In spite of this, many of us are missing the mark by multiple hours, as the AHA recommends 7 to 9 hours per night for adults.
The study, one of multiple Apple Watch studies including women’s health topics and hearing, uses data from participants who have volunteered to participate by having their data (securely) collected through their Apple Watch and iPhone via the Apple Research app. An impressive 42,000 people participated, giving researchers a wide range of data from West Virginia to Hawaii, and everywhere in between.

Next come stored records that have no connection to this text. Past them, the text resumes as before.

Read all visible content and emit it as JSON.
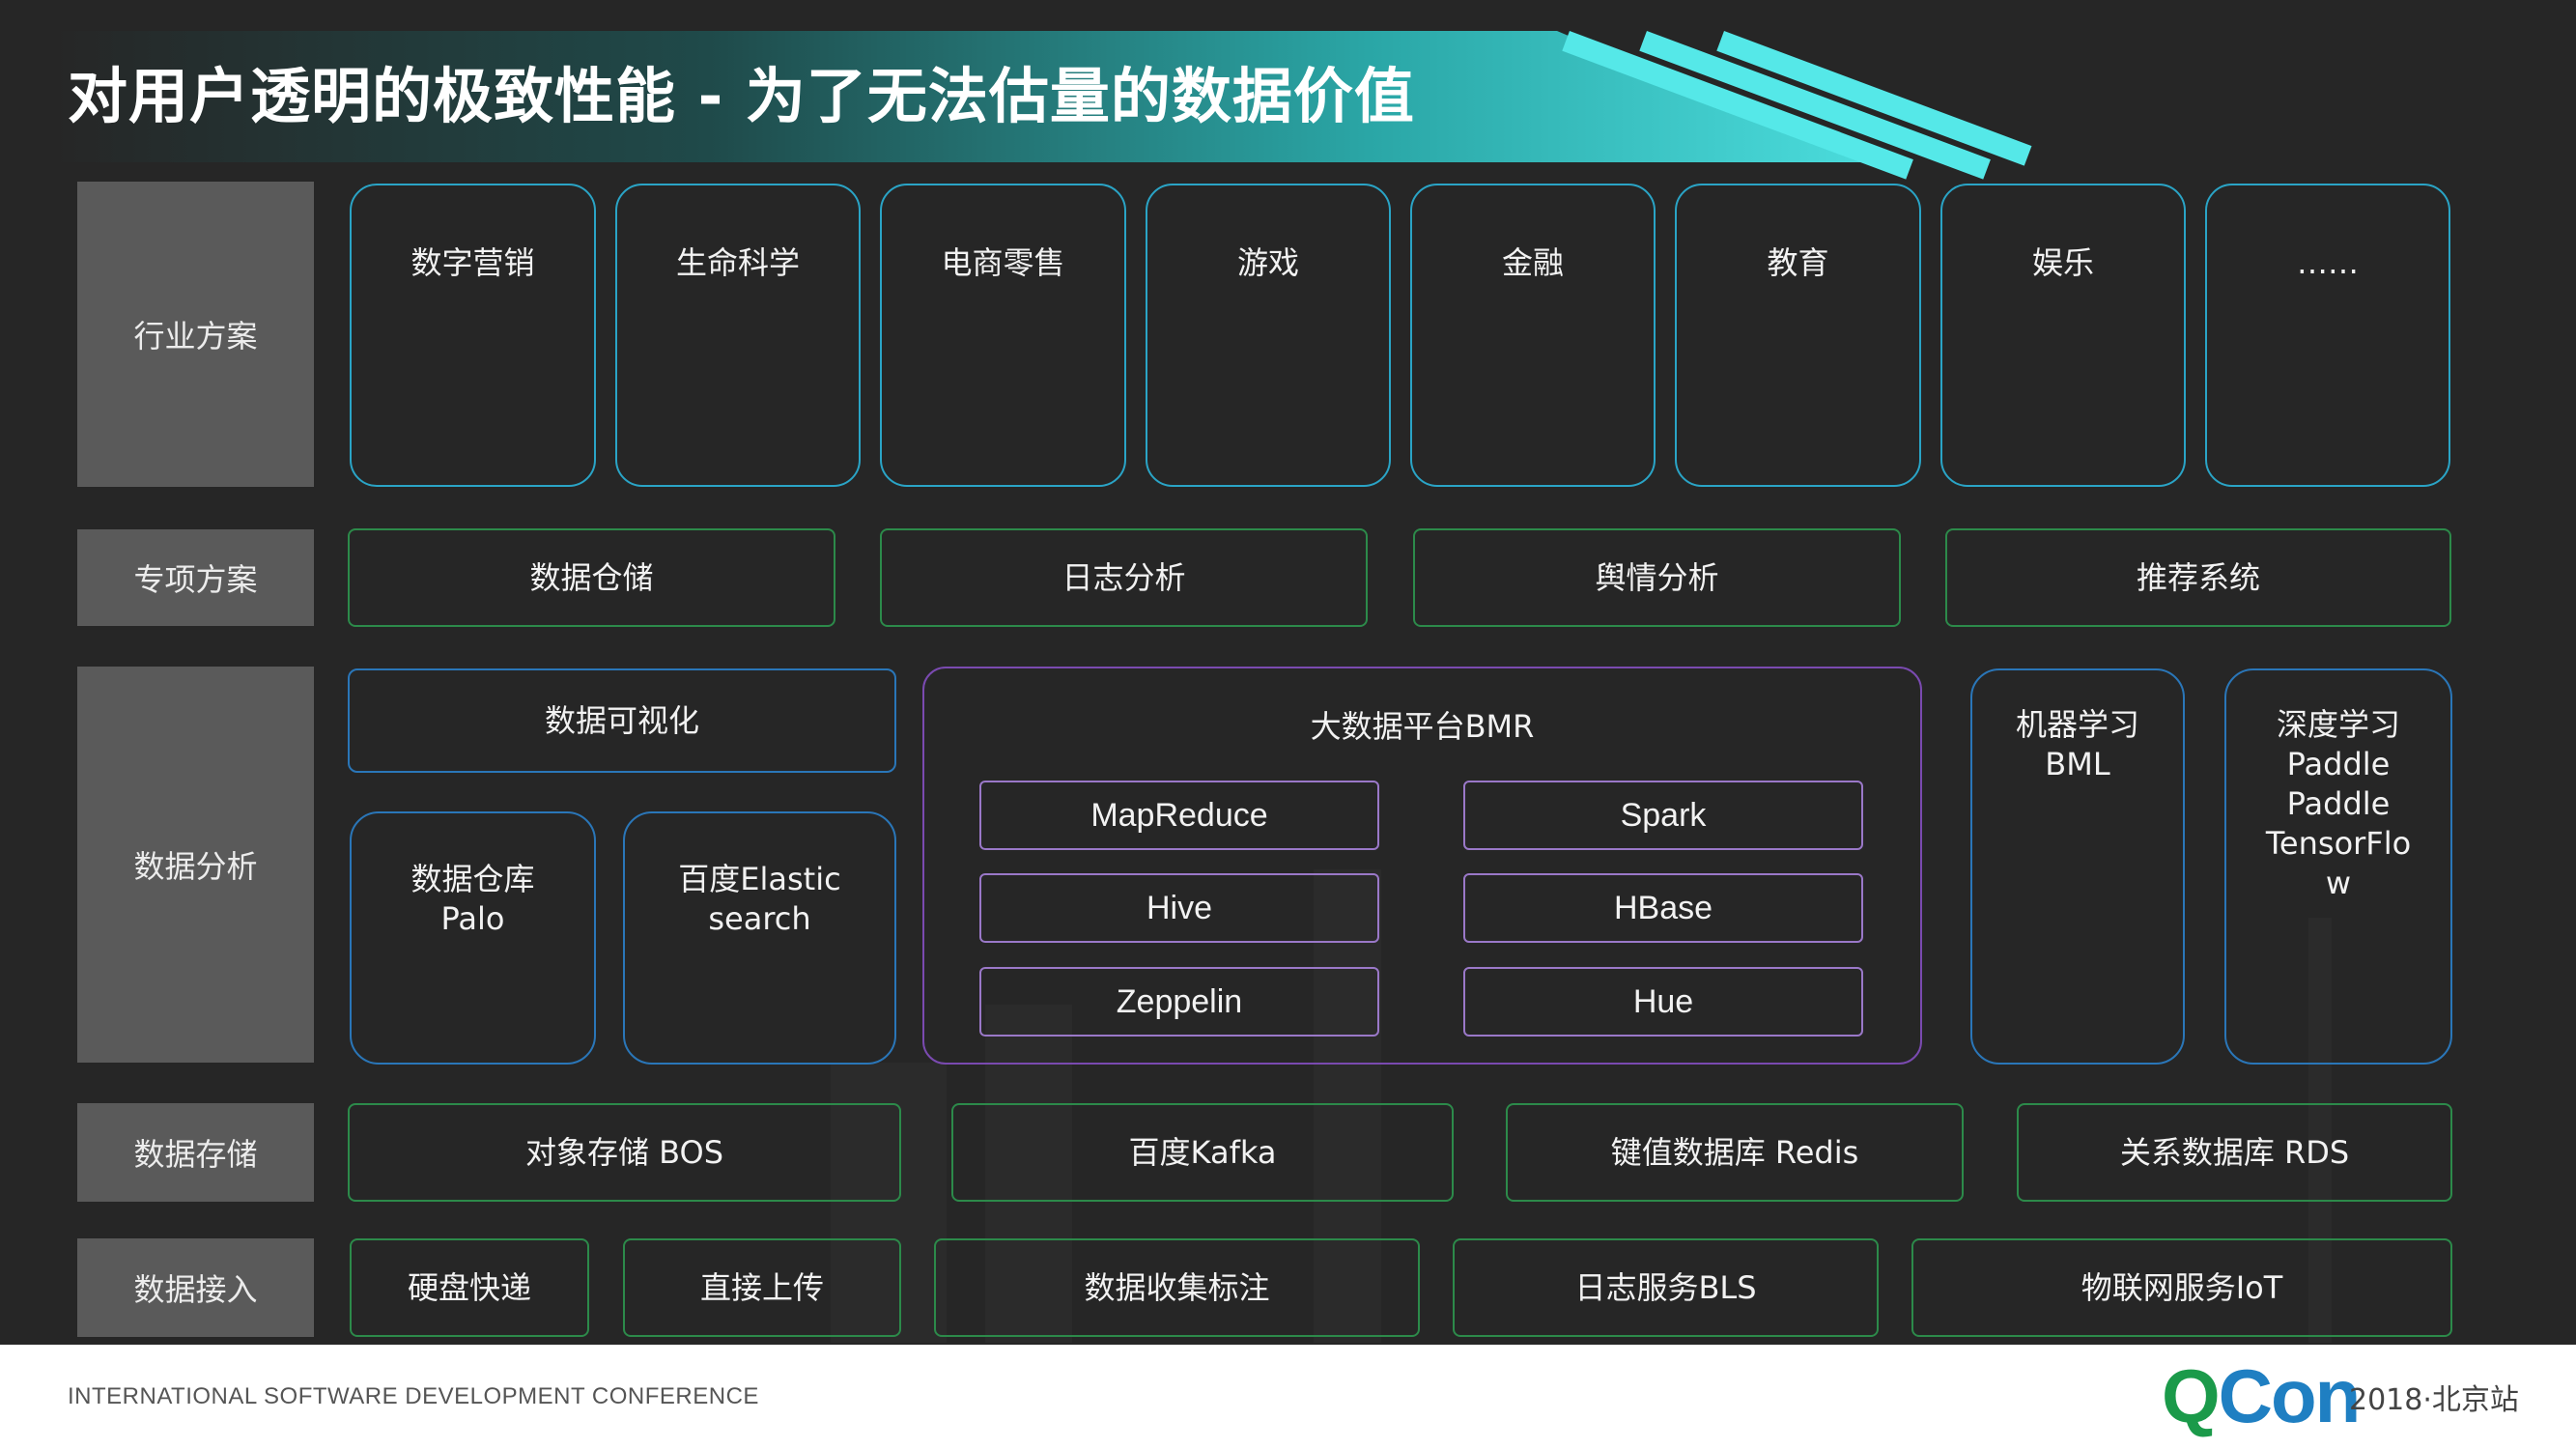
{
  "title": "对用户透明的极致性能 - 为了无法估量的数据价值",
  "categories": {
    "industry": "行业方案",
    "special": "专项方案",
    "analysis": "数据分析",
    "storage": "数据存储",
    "access": "数据接入"
  },
  "industry_solutions": [
    "数字营销",
    "生命科学",
    "电商零售",
    "游戏",
    "金融",
    "教育",
    "娱乐",
    "……"
  ],
  "special_solutions": [
    "数据仓储",
    "日志分析",
    "舆情分析",
    "推荐系统"
  ],
  "analysis": {
    "visualization": "数据可视化",
    "warehouse": "数据仓库\nPalo",
    "elastic": "百度Elastic\nsearch",
    "bmr": {
      "title": "大数据平台BMR",
      "items": [
        "MapReduce",
        "Spark",
        "Hive",
        "HBase",
        "Zeppelin",
        "Hue"
      ]
    },
    "ml": "机器学习\nBML",
    "dl": "深度学习\nPaddle\nPaddle\nTensorFlo\nw"
  },
  "storage": [
    "对象存储 BOS",
    "百度Kafka",
    "键值数据库 Redis",
    "关系数据库 RDS"
  ],
  "access": [
    "硬盘快递",
    "直接上传",
    "数据收集标注",
    "日志服务BLS",
    "物联网服务IoT"
  ],
  "footer": {
    "conference": "INTERNATIONAL SOFTWARE DEVELOPMENT CONFERENCE",
    "logo_q": "Q",
    "logo_rest": "Con",
    "year_city": "2018·北京站"
  },
  "colors": {
    "background": "#262626",
    "banner_accent": "#4fe3e3",
    "category_fill": "#5a5a5a",
    "industry_border": "#2aa4c6",
    "green_border": "#2c8a4a",
    "blue_border": "#2a76b8",
    "purple_border": "#7a4ab0",
    "logo_blue": "#1f7fc2",
    "logo_green": "#1b9a4a"
  }
}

Our Apple Watches reveal just how different our weekday and weekend sleep can be, predictably, but only 66.4 percent of participants go to sleep before midnight on weekdays, the report reveals. On the weekend, only 56.6 percent go to bed before midnight. Across the country, our sleep varies widely as well, with those in Mississippi, West Virginia, and Hawaii being least likely to hit that minimum sleep recommendation.
On the contrary, Washington, South Dakota, and Idaho participants were most likely to hit those sleep guidelines. Researchers attribute these differences to variables like latitude, cultural differences, and demographic differences including age, employment status, job type, and other factors. However, they conclude that in all of the states, fewer than 40 percent of residents met the sleep recommendation.
Participants’ sleep was collected between February and June 2022, for a four-month window. Around 50 percent of participants shared at least one night of sleep data, with over 2.9 million sleep nights shared and analyzed. The data showing 6 hours and 27 minutes of average sleep was only collected from those who had shared 10 nights minimum.
Those missing necessary hours of sleep are sometimes said to be in “sleep debt,” which can be calculated by subtracting the amount of sleep you actually get from the amount you need to feel rested and alert each night.
Experts don’t agree definitively on whether you can “make up” that sleep or not, but it can have an impact on your health and well-being — not getting enough sleep increases your risk of various health problems including viruses, heart disease, and cancer, and also increases the likelihood of having an exhaustion-related car or workplace accident.
But, the researchers conclude, you can take concrete steps starting now to get more sleep, including:
- Measuring your own sleep metrics on your Apple Watch and iPhone to get a full picture of the truth.
- Establishing a bedtime routine, including a target bedtime and limited screen time. Not sure where to start? Check out our 30-day guide to better sleep hygiene – our expert-backed plan outlines easy, actionable steps you can take to find a wind-down routine that fits your lifestyle and sleep needs.
- Aiming for consistency with your sleep duration over time.